If you were still holding out hope that Google would change its mind and keep its Google+ network for public consumption, well that dream has officially died now. Google+ is no longer available now for consumer and brand accounts. They’ve supposedly given us ample time to back up and delete data from the accounts so no one should be surprised now that it’s officially gone. It still lives on to some extent for business and enterprise users as it is being repositioned as a work tool. But for all intents and purposes, the Google+ that we came to know and not really liked is gone.

Originally, the plan was to sunset the social network by August 2019. But due to a security lapse that possibly exposed user data due to Google+ APIs accelerated the shutdown and so it was moved to April 2019. While there was actually one petition to keep it around longer, there was no turning back for Google anymore. The version that they’re keeping for enterprise users is intended for closed group collaboration, using its communication services to let you keep in touch with workmates.

If you still haven’t backed up all your data, there is still hope as they are still currently in the process of deleting content which will probably take some time, in fact, a few months to complete. And so you can use Google’s data export system if you still haven’t done that even as Google+ is already officially closed.

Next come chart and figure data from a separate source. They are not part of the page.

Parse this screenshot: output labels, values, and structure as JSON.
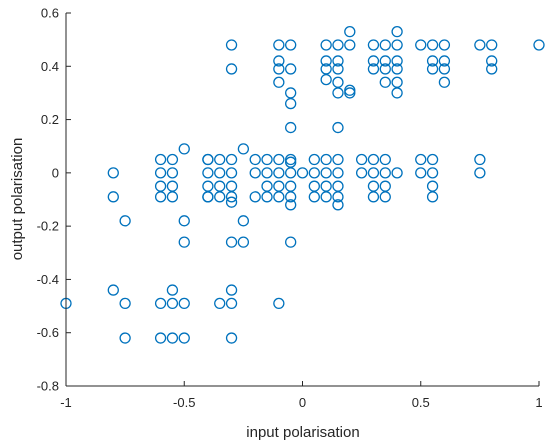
{
  "chart_data": {
    "type": "scatter",
    "title": "",
    "xlabel": "input polarisation",
    "ylabel": "output polarisation",
    "xlim": [
      -1,
      1
    ],
    "ylim": [
      -0.8,
      0.6
    ],
    "xticks": [
      -1,
      -0.5,
      0,
      0.5,
      1
    ],
    "xtick_labels": [
      "-1",
      "-0.5",
      "0",
      "0.5",
      "1"
    ],
    "yticks": [
      -0.8,
      -0.6,
      -0.4,
      -0.2,
      0,
      0.2,
      0.4,
      0.6
    ],
    "ytick_labels": [
      "-0.8",
      "-0.6",
      "-0.4",
      "-0.2",
      "0",
      "0.2",
      "0.4",
      "0.6"
    ],
    "grid": false,
    "legend": "none",
    "marker": "circle-open",
    "color": "#0072BD",
    "series": [
      {
        "points": [
          [
            -1.0,
            -0.49
          ],
          [
            -0.8,
            0.0
          ],
          [
            -0.8,
            -0.09
          ],
          [
            -0.8,
            -0.44
          ],
          [
            -0.75,
            -0.18
          ],
          [
            -0.75,
            -0.49
          ],
          [
            -0.75,
            -0.62
          ],
          [
            -0.6,
            0.05
          ],
          [
            -0.6,
            0.0
          ],
          [
            -0.6,
            -0.05
          ],
          [
            -0.6,
            -0.09
          ],
          [
            -0.6,
            -0.49
          ],
          [
            -0.6,
            -0.62
          ],
          [
            -0.55,
            0.05
          ],
          [
            -0.55,
            0.0
          ],
          [
            -0.55,
            -0.05
          ],
          [
            -0.55,
            -0.09
          ],
          [
            -0.55,
            -0.44
          ],
          [
            -0.55,
            -0.49
          ],
          [
            -0.55,
            -0.62
          ],
          [
            -0.5,
            0.09
          ],
          [
            -0.5,
            -0.18
          ],
          [
            -0.5,
            -0.26
          ],
          [
            -0.5,
            -0.49
          ],
          [
            -0.5,
            -0.62
          ],
          [
            -0.4,
            0.05
          ],
          [
            -0.4,
            0.0
          ],
          [
            -0.4,
            -0.05
          ],
          [
            -0.4,
            -0.09
          ],
          [
            -0.4,
            0.05
          ],
          [
            -0.4,
            -0.09
          ],
          [
            -0.35,
            0.05
          ],
          [
            -0.35,
            0.0
          ],
          [
            -0.35,
            -0.05
          ],
          [
            -0.35,
            -0.09
          ],
          [
            -0.35,
            -0.49
          ],
          [
            -0.3,
            0.48
          ],
          [
            -0.3,
            0.39
          ],
          [
            -0.3,
            0.05
          ],
          [
            -0.3,
            0.0
          ],
          [
            -0.3,
            -0.05
          ],
          [
            -0.3,
            -0.09
          ],
          [
            -0.3,
            -0.11
          ],
          [
            -0.3,
            -0.26
          ],
          [
            -0.3,
            -0.44
          ],
          [
            -0.3,
            -0.49
          ],
          [
            -0.3,
            -0.62
          ],
          [
            -0.25,
            0.09
          ],
          [
            -0.25,
            -0.18
          ],
          [
            -0.25,
            -0.26
          ],
          [
            -0.2,
            0.05
          ],
          [
            -0.2,
            0.0
          ],
          [
            -0.2,
            -0.09
          ],
          [
            -0.15,
            0.05
          ],
          [
            -0.15,
            0.0
          ],
          [
            -0.15,
            -0.05
          ],
          [
            -0.15,
            -0.09
          ],
          [
            -0.1,
            0.48
          ],
          [
            -0.1,
            0.42
          ],
          [
            -0.1,
            0.39
          ],
          [
            -0.1,
            0.34
          ],
          [
            -0.1,
            0.05
          ],
          [
            -0.1,
            0.0
          ],
          [
            -0.1,
            -0.05
          ],
          [
            -0.1,
            -0.09
          ],
          [
            -0.1,
            -0.49
          ],
          [
            -0.05,
            0.48
          ],
          [
            -0.05,
            0.39
          ],
          [
            -0.05,
            0.3
          ],
          [
            -0.05,
            0.26
          ],
          [
            -0.05,
            0.17
          ],
          [
            -0.05,
            0.05
          ],
          [
            -0.05,
            0.04
          ],
          [
            -0.05,
            0.0
          ],
          [
            -0.05,
            -0.05
          ],
          [
            -0.05,
            -0.09
          ],
          [
            -0.05,
            -0.12
          ],
          [
            -0.05,
            -0.26
          ],
          [
            0.0,
            0.0
          ],
          [
            0.05,
            0.05
          ],
          [
            0.05,
            0.0
          ],
          [
            0.05,
            -0.05
          ],
          [
            0.05,
            -0.09
          ],
          [
            0.1,
            0.48
          ],
          [
            0.1,
            0.42
          ],
          [
            0.1,
            0.39
          ],
          [
            0.1,
            0.35
          ],
          [
            0.1,
            0.05
          ],
          [
            0.1,
            0.0
          ],
          [
            0.1,
            -0.05
          ],
          [
            0.1,
            -0.09
          ],
          [
            0.15,
            0.48
          ],
          [
            0.15,
            0.42
          ],
          [
            0.15,
            0.39
          ],
          [
            0.15,
            0.34
          ],
          [
            0.15,
            0.3
          ],
          [
            0.15,
            0.17
          ],
          [
            0.15,
            0.05
          ],
          [
            0.15,
            0.0
          ],
          [
            0.15,
            -0.05
          ],
          [
            0.15,
            -0.09
          ],
          [
            0.15,
            -0.12
          ],
          [
            0.2,
            0.53
          ],
          [
            0.2,
            0.48
          ],
          [
            0.2,
            0.31
          ],
          [
            0.2,
            0.3
          ],
          [
            0.25,
            0.05
          ],
          [
            0.25,
            0.0
          ],
          [
            0.3,
            0.48
          ],
          [
            0.3,
            0.42
          ],
          [
            0.3,
            0.39
          ],
          [
            0.3,
            0.05
          ],
          [
            0.3,
            0.0
          ],
          [
            0.3,
            -0.05
          ],
          [
            0.3,
            -0.09
          ],
          [
            0.35,
            0.48
          ],
          [
            0.35,
            0.42
          ],
          [
            0.35,
            0.39
          ],
          [
            0.35,
            0.34
          ],
          [
            0.35,
            0.05
          ],
          [
            0.35,
            0.0
          ],
          [
            0.35,
            -0.05
          ],
          [
            0.35,
            -0.09
          ],
          [
            0.4,
            0.53
          ],
          [
            0.4,
            0.48
          ],
          [
            0.4,
            0.42
          ],
          [
            0.4,
            0.39
          ],
          [
            0.4,
            0.34
          ],
          [
            0.4,
            0.3
          ],
          [
            0.4,
            0.0
          ],
          [
            0.5,
            0.48
          ],
          [
            0.5,
            0.05
          ],
          [
            0.5,
            0.0
          ],
          [
            0.55,
            0.48
          ],
          [
            0.55,
            0.42
          ],
          [
            0.55,
            0.39
          ],
          [
            0.55,
            0.05
          ],
          [
            0.55,
            0.0
          ],
          [
            0.55,
            -0.05
          ],
          [
            0.55,
            -0.09
          ],
          [
            0.6,
            0.48
          ],
          [
            0.6,
            0.42
          ],
          [
            0.6,
            0.39
          ],
          [
            0.6,
            0.34
          ],
          [
            0.75,
            0.48
          ],
          [
            0.75,
            0.05
          ],
          [
            0.75,
            0.0
          ],
          [
            0.8,
            0.48
          ],
          [
            0.8,
            0.42
          ],
          [
            0.8,
            0.39
          ],
          [
            1.0,
            0.48
          ]
        ]
      }
    ]
  }
}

If you didn’t delete your data after making a copy, then it will probably be found in the Internet Archive where the digital museum/library will be keeping some records in case future generations would like to see what people were doing and saying , of course,. However, only public posts have been crawled and archived and if you deleted all your data then of course you won’t see it in the Wayback Machine.

So, for the last time (maybe), we say goodbye to the consumer version of Google+. You never really got into most of our hearts, but it’s still sad all the same to say goodbye to something that may have been a part of our digital lives.